LONDON - The leader of Britain's rising right-wing anti-EU party on Friday promised a political "earthquake" with victory in next year's European elections, a challenge that could threaten David Cameron's hopes of a second term as prime minister.
Nigel Farage, head of the anti-mass immigration UK Independence Party (UKIP), said it would overturn decades of dominance by Britain's main three parties, the Conservatives, Labour and the Liberal Democrats.
Once derided by Cameron as "fruitcakes, loonies and closet racists", UKIP has increased its support to around 10 percent, according to pollsters YouGov, after taking just three percent of the vote in the last national election in 2010 and failing to secure a single parliamentary seat.

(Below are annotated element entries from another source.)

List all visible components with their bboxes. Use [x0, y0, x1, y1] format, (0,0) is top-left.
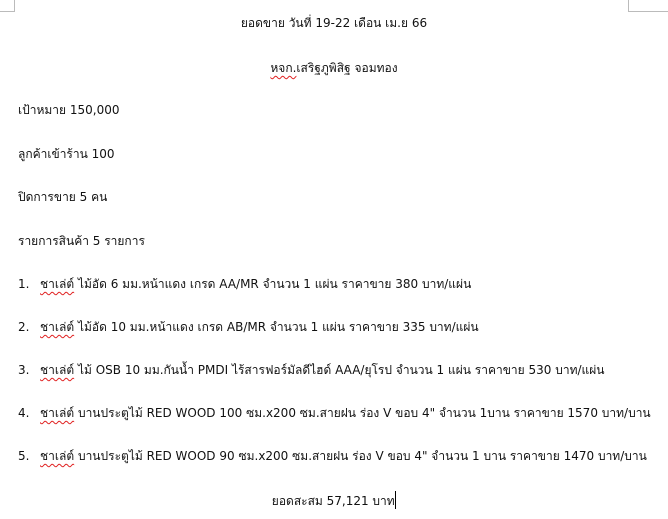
- list-item: [18, 276, 471, 292]
- author-prefix: หจก.: [270, 61, 297, 75]
- list-number: 4.: [18, 406, 30, 420]
- item-text: ไม้อัด 10 มม.หน้าแดง เกรด AB/MR จำนวน 1 แผ่น ราคาขาย 335 บาท/แผ่น: [74, 320, 479, 334]
- list-item: [18, 362, 605, 378]
- closed-sales-line: ปิดการขาย 5 คน: [18, 190, 108, 204]
- list-item: [18, 448, 647, 464]
- item-prefix: ชาเล่ต์: [40, 406, 75, 420]
- customers-line: ลูกค้าเข้าร้าน 100: [18, 147, 115, 161]
- author-line: [0, 60, 668, 76]
- item-text: บานประตูไม้ RED WOOD 100 ซม.x200 ซม.สายฝน ร่อง V ขอบ 4" จำนวน 1บาน ราคาขาย 1570 บาท/บาน: [74, 406, 651, 420]
- list-number: 2.: [18, 320, 30, 334]
- list-number: 3.: [18, 363, 30, 377]
- item-prefix: ชาเล่ต์: [40, 277, 75, 291]
- item-prefix: ชาเล่ต์: [40, 449, 75, 463]
- list-item: [18, 319, 479, 335]
- list-number: 1.: [18, 277, 30, 291]
- item-prefix: ชาเล่ต์: [40, 320, 75, 334]
- list-item: [18, 405, 651, 421]
- item-prefix: ชาเล่ต์: [40, 363, 75, 377]
- item-text: บานประตูไม้ RED WOOD 90 ซม.x200 ซม.สายฝน ร่อง V ขอบ 4" จำนวน 1 บาน ราคาขาย 1470 บาท/บาน: [74, 449, 647, 463]
- list-number: 5.: [18, 449, 30, 463]
- item-text: ไม้ OSB 10 มม.กันน้ำ PMDI ไร้สารฟอร์มัลดีไฮด์ AAA/ยุโรป จำนวน 1 แผ่น ราคาขาย 530 บาท/แผ่น: [74, 363, 605, 377]
- text-cursor: [395, 491, 397, 509]
- page-margin-marker-right: [628, 0, 668, 12]
- item-count-line: รายการสินค้า 5 รายการ: [18, 234, 145, 248]
- author-name: เสริฐภูพิสิฐ จอมทอง: [296, 61, 398, 75]
- total-line[interactable]: [0, 491, 668, 509]
- page-margin-marker-left: [0, 0, 15, 12]
- document-title: ยอดขาย วันที่ 19-22 เดือน เม.ย 66: [240, 16, 428, 30]
- item-text: ไม้อัด 6 มม.หน้าแดง เกรด AA/MR จำนวน 1 แผ่น ราคาขาย 380 บาท/แผ่น: [74, 277, 472, 291]
- target-line: เป้าหมาย 150,000: [18, 103, 120, 117]
- total-text: ยอดสะสม 57,121 บาท: [271, 494, 395, 508]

Farage said if UKIP wins a majority of the UK seats in the 2014 election for European Parliament it would effectively be a condemnation of "open-door immigration" and Britain's membership in the 28-nation bloc, which the main parties generally support.
UKIP had a 16.5 percent share of the vote at the last European elections in 2009, securing 13 of Britain's 72 seats.
"We can come first and cause an earthquake," Farage told his party's annual conference on its 20th anniversary. "We're changing the face of British politics."
Cameron has already promised to hold an "in/out referendum " before the end of 2017 in a move seen as an attempt to placate Conservative eurosceptics and take the advantage from UKIP. UKIP wants to leave the EU immediately.